We first meet Shikishima making an emergency landing on Odo Island in the summer of 1945. He claims his engine is malfunctioning, but mechanic Sōsaku Tachibana (Munetaka Aoki) suspects the truth: That Shikishima is shirking his duty. Tachibana is sympathetic — why die for a lost cause? The war will be over soon anyway — but the two men have barely had time to commiserate when a T-Rex-like monster attacks the outpost, crushing makeshift buildings and swallowing soldiers whole.
Fast-forward two years, and Shikishima is living amid the rubble of postwar Tokyo with Noriko (Minami Hamabe), a woman he met in the aftermath of a firebomb attack, and their adopted daughter Akiko, to whom neither are related by blood but for whom both would give their lives. The influence of another iconic summer blockbuster – Steven Spielberg’s Jaws – comes into play when Shikishima takes a job as a minesweeper aboard a rickety wooden boat with a familiar crew of eccentrics: Kenji Noda (Hidetaka Yoshioka), a.k.a. Doc; Seiji Akitsu (Kuranosuke Sasaki), a.k.a. The Captain; and Shirō Mizushima (Yuki Yamada), a.k.a. The Kid.

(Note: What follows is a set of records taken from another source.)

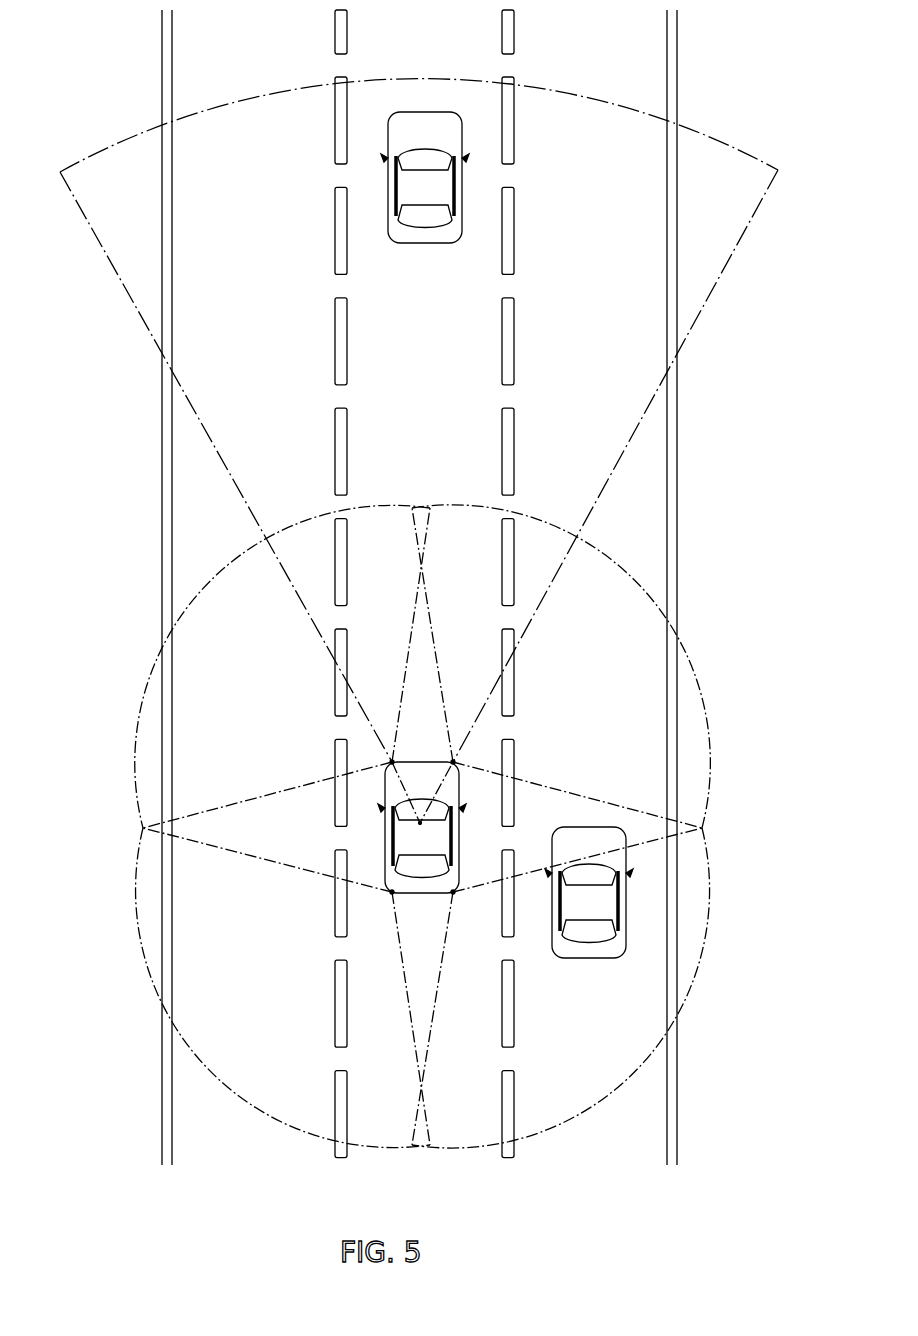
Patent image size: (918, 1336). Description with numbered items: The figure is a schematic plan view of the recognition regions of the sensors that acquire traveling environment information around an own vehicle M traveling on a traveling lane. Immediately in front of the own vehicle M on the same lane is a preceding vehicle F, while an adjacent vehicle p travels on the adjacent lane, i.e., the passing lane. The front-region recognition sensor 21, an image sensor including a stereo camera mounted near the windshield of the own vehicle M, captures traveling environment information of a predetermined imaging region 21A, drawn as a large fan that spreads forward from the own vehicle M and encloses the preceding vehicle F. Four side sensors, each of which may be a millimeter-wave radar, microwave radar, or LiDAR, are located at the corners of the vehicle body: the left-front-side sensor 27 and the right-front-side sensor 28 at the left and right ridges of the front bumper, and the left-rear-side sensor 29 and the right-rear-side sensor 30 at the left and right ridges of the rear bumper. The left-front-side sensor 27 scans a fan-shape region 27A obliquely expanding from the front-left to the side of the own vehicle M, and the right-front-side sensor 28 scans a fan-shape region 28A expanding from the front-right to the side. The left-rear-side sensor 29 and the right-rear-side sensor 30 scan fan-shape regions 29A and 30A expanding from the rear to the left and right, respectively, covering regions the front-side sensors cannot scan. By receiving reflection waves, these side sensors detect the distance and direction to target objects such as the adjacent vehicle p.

The front-region recognition sensor 21 is at (421, 825).
The imaging region 21A is at (650, 410).
The left-front-side sensor 27 is at (392, 762).
The right-front-side sensor 28 is at (453, 762).
The left-rear-side sensor 29 is at (392, 892).
The right-rear-side sensor 30 is at (453, 892).
The fan-shape region 27A is at (135, 739).
The fan-shape region 28A is at (710, 737).
The fan-shape region 29A is at (242, 1096).
The fan-shape region 30A is at (710, 912).
The own vehicle M is at (423, 893).
The preceding vehicle F is at (412, 112).
The adjacent vehicle p is at (582, 827).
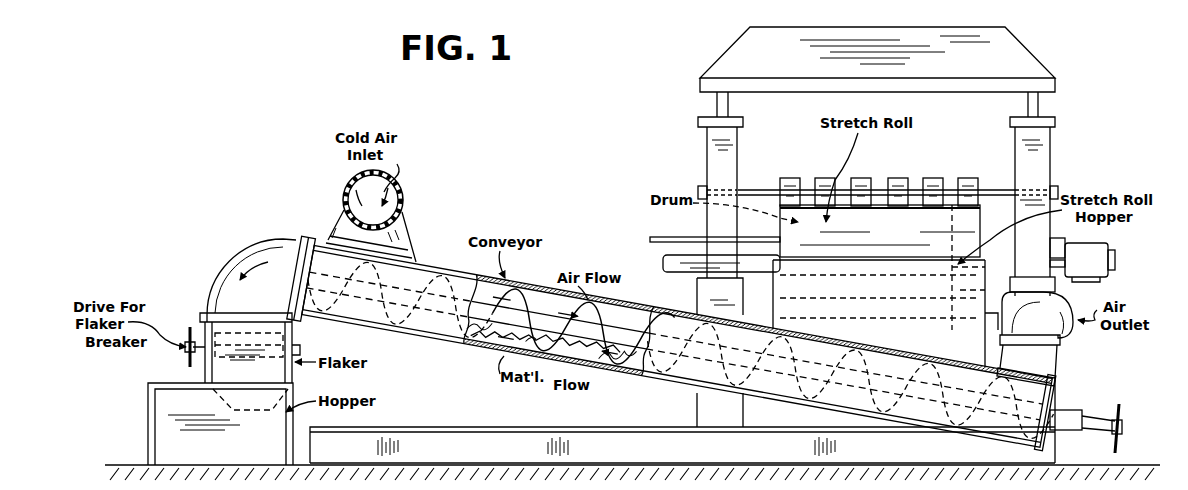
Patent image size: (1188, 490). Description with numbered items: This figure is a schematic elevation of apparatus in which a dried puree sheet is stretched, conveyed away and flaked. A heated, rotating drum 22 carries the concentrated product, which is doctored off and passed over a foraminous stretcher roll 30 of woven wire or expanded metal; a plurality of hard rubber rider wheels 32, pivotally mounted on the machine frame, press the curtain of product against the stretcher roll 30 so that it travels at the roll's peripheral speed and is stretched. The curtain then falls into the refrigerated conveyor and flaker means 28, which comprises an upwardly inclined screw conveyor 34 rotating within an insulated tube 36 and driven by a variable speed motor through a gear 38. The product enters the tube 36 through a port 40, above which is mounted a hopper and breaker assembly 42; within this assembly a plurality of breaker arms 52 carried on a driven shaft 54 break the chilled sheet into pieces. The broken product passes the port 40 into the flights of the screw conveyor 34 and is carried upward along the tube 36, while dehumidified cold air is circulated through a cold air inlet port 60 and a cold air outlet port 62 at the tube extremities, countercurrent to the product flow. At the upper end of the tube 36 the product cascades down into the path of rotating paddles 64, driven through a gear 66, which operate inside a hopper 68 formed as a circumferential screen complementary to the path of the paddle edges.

The drum 22 is at (950, 180).
The refrigerated conveyor and flaker means 28 is at (650, 382).
The foraminous stretcher roll 30 is at (880, 231).
The rider wheels 32 is at (920, 178).
The screw conveyor 34 is at (543, 282).
The insulated tube 36 is at (613, 370).
The gear 38 is at (1121, 418).
The port 40 is at (948, 352).
The hopper and breaker assembly 42 is at (970, 296).
The breaker arms 52 is at (800, 292).
The shaft 54 is at (1042, 293).
The cold air inlet port 60 is at (400, 206).
The cold air outlet port 62 is at (1068, 338).
The paddles 64 is at (284, 338).
The gear 66 is at (190, 327).
The hopper 68 is at (292, 380).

The crew’s work puts them into contact with government secrets, both American and Japanese. In May 1947, they encounter the wreckage of a ship torn apart by a big, mean something in Tokyo Bay. That something turns out to be Godzilla, blown up to even more monstrous size by American nuclear testing in its South Pacific habitat. In a nod to Yamazaki’s favorite Godzilla movie – and an acknowledged influence on this one – Godzilla, Mothra and King Ghidorah: Giant Monsters All-Out Attack, Godzilla returns as the embodiment of Japan’s war trauma and guilt, a metaphor that’s close to the surface here.

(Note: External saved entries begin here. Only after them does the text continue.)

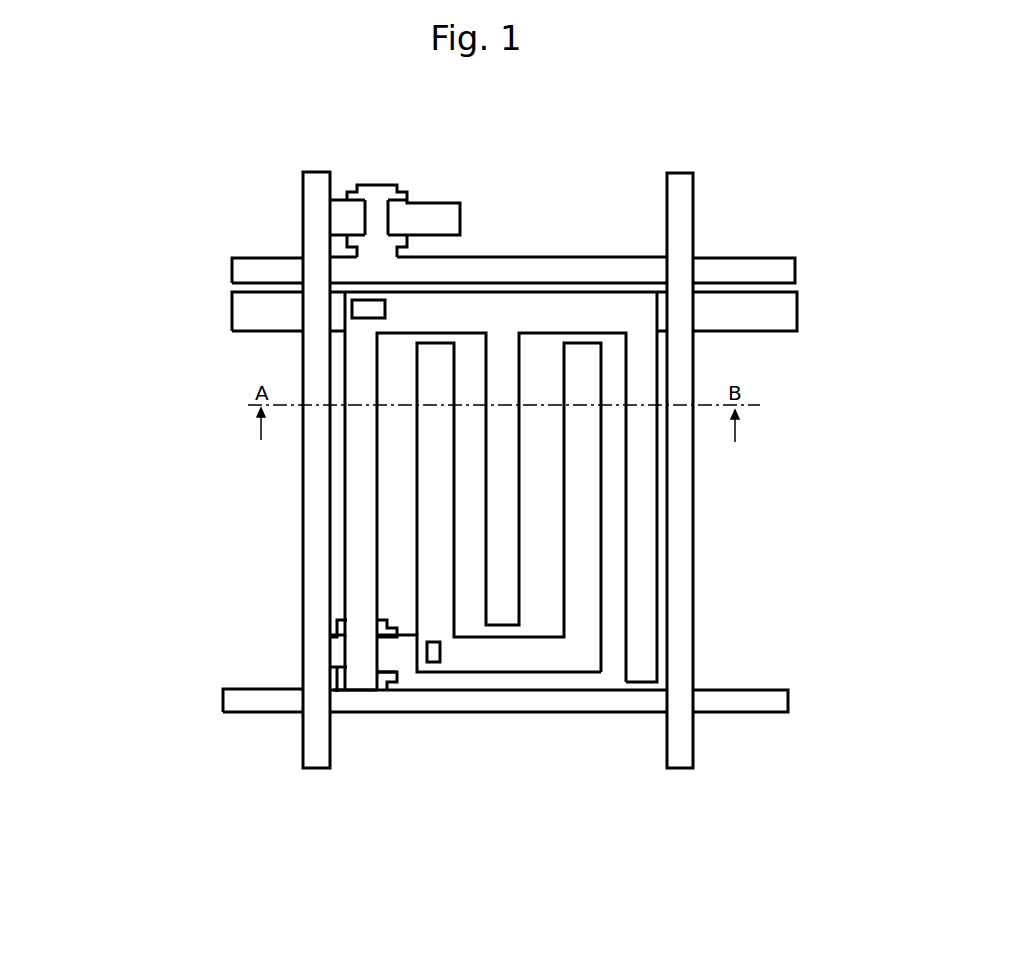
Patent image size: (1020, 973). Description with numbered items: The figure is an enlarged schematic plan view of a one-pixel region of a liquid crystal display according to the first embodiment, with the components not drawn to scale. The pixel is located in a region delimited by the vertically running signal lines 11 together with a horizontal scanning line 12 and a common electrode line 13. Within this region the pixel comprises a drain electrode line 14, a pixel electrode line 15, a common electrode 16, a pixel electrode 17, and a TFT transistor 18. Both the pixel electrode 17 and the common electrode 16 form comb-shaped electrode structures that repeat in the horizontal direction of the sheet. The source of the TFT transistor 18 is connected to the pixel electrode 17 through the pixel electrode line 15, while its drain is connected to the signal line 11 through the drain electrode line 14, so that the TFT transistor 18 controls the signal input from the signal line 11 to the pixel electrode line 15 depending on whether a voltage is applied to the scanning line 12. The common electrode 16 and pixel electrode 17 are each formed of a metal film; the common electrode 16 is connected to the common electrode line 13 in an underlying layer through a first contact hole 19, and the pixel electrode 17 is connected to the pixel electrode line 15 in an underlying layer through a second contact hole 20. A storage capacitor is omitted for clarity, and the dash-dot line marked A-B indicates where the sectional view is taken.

The signal line 11 is at (723, 205).
The scanning line 12 is at (250, 268).
The common electrode line 13 is at (243, 310).
The drain electrode line 14 is at (334, 653).
The pixel electrode line 15 is at (412, 655).
The common electrode 16 is at (362, 510).
The pixel electrode 17 is at (587, 532).
The TFT transistor 18 is at (407, 190).
The first contact hole 19 is at (378, 310).
The second contact hole 20 is at (434, 662).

This theme is also reflected in one of Yamazaki’s innovations for the character of Godzilla: Here, the creature’s atomic breath explodes like an H-bomb on impact, producing a mushroom cloud and an enormous blast radius. Godzilla’s regenerative powers are emphasized as well, using visual effects – supervised by the director himself – that give the creature tactile texture as well as solid, animalistic weight.

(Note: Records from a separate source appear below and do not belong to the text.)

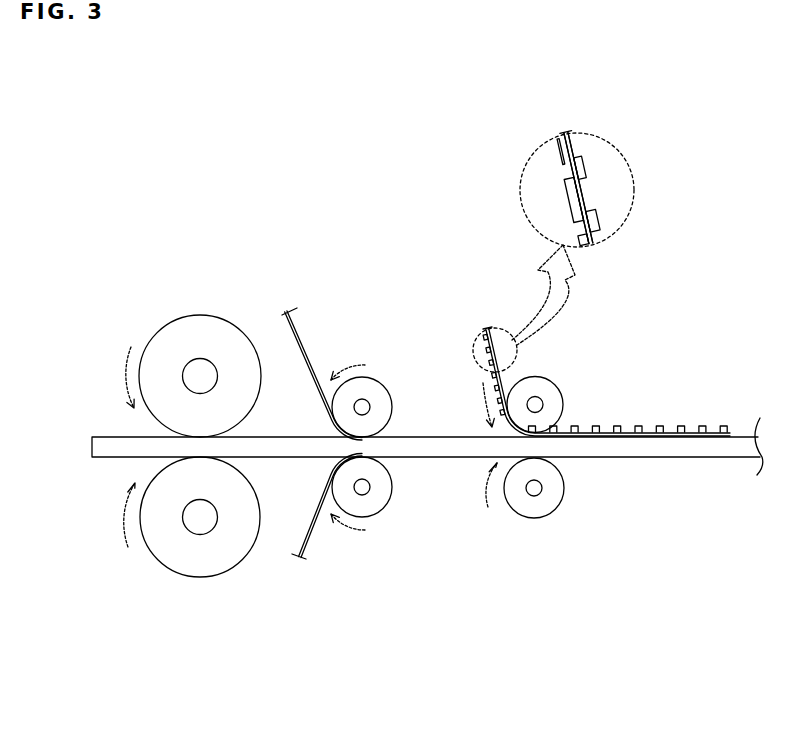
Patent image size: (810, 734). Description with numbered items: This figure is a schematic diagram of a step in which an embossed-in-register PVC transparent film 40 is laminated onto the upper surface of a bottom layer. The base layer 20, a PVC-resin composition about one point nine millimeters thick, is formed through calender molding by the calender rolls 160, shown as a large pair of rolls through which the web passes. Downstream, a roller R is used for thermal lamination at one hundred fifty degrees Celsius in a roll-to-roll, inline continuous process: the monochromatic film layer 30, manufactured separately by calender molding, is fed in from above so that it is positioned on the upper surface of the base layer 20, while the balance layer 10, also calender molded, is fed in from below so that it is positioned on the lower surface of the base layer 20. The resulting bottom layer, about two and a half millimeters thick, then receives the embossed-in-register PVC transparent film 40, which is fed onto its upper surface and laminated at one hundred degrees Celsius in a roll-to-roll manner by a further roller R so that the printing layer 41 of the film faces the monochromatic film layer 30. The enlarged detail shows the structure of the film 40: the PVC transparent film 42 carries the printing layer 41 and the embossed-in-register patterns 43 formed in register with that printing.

The balance layer 10 is at (313, 537).
The base layer 20 is at (92, 448).
The monochromatic film layer 30 is at (306, 340).
The embossed-in-register PVC transparent film 40 is at (483, 352).
The printing layer 41 is at (563, 191).
The PVC transparent film 42 is at (564, 134).
The embossed-in-register patterns 43 is at (586, 167).
The calender rolls 160 is at (167, 317).
The roller R is at (558, 492).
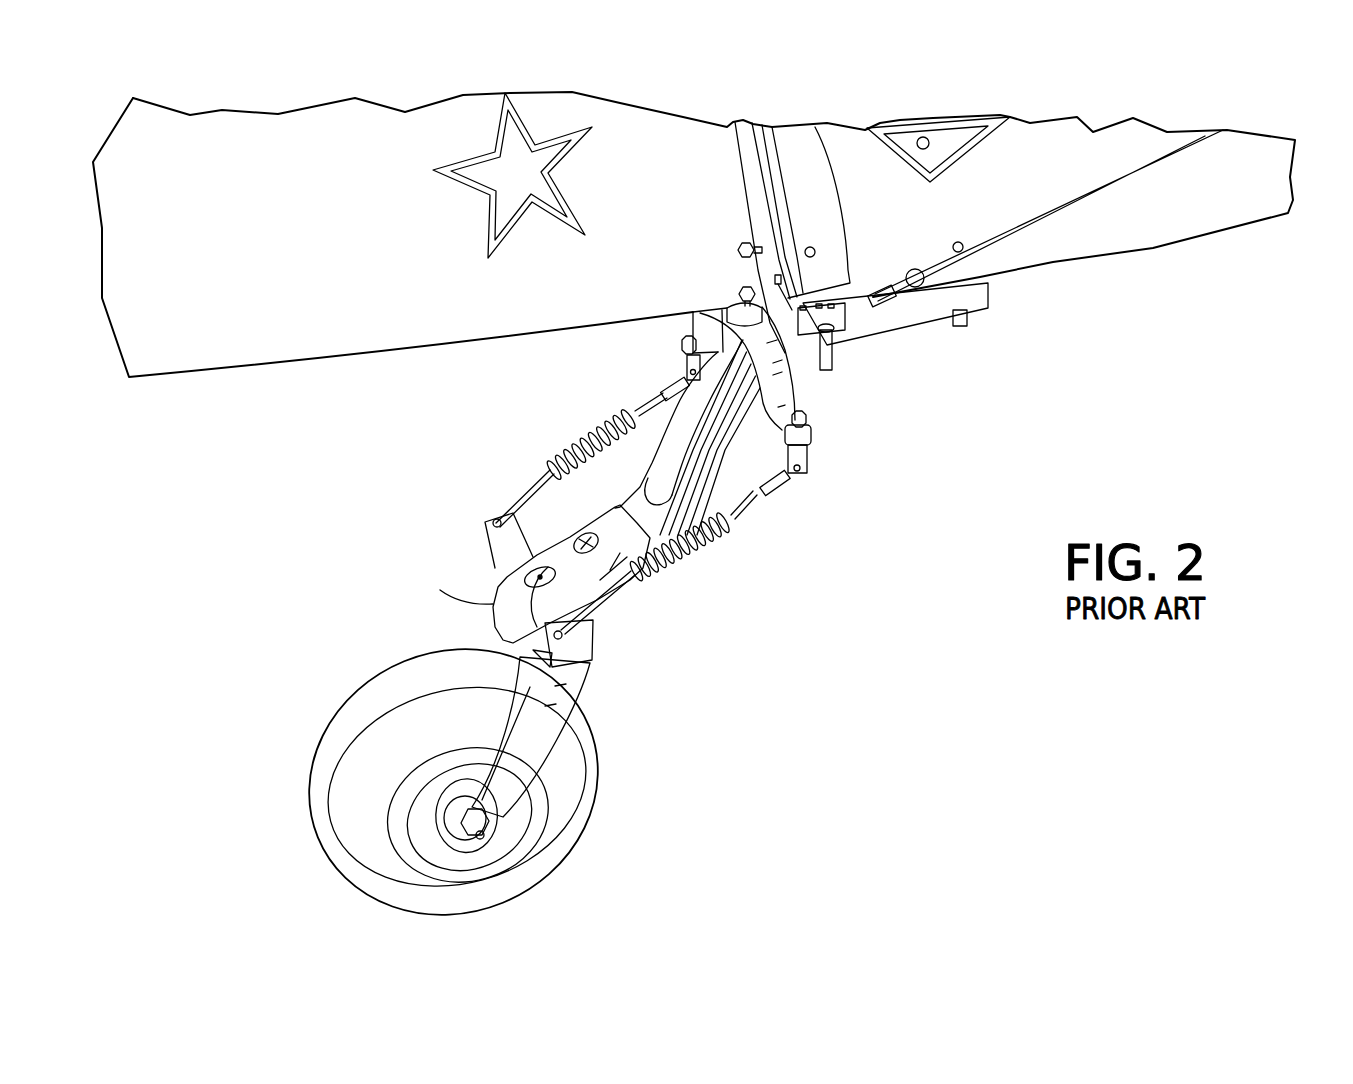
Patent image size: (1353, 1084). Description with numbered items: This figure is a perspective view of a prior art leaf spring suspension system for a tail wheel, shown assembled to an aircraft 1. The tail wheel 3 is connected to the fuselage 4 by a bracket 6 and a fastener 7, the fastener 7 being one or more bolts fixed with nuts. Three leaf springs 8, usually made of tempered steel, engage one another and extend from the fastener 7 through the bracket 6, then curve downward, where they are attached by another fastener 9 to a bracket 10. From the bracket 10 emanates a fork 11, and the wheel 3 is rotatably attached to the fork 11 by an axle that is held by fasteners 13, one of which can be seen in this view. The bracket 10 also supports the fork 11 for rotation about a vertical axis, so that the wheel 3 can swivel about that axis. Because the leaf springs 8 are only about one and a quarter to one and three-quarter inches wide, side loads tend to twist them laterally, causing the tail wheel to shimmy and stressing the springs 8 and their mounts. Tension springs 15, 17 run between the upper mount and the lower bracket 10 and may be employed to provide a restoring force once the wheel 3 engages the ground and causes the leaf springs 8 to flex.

The aircraft 1 is at (307, 370).
The tail wheel 3 is at (580, 793).
The fuselage 4 is at (1158, 246).
The bracket 6 is at (838, 366).
The fastener 7 is at (960, 327).
The leaf springs 8 is at (722, 447).
The fastener 9 is at (582, 527).
The bracket 10 is at (498, 605).
The fork 11 is at (565, 688).
The fasteners 13 is at (487, 835).
The tension spring 15 is at (680, 568).
The tension spring 17 is at (580, 440).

Ironically, the one thing that’s smaller than usual in Godzilla Minus One is the king of the kaiju himself. Toho’s last live-action Godzilla movie, Shin Godzilla, introduced the biggest incarnation of Godzilla yet, standing 118.5 meters at full height. (He’s since been dwarfed by his anime counterpart, but that’s another story.) The monster we see here tops out at 50 meters – the height of the 1954 original, the closest analog to this Godzilla in timeline, if not in looks. (The actual design combines elements from the Heisei era of the ‘80s and ‘90s and Legendary’s more recent version of the creature.)
As with many Godzilla movies, there could be more Godzilla in Minus One. Instead, the focus is on character development – namely, Shikishima’s arc from wartime coward to kaiju-fighting hero and family man. The film only sags a bit in the middle, between Godzilla-driven set pieces, and overall the mood is much more hopeful than in the cynical Shin Godzilla. There’s more swell, in the score and on the heart strings; there’s less terror and more pride, even (or perhaps especially) while evoking a vulnerable period in Japan’s history. This is a film designed to make audiences stand up and cheer – and when Akira Ifukube’s Godzilla theme kicks in, it’s difficult not to comply.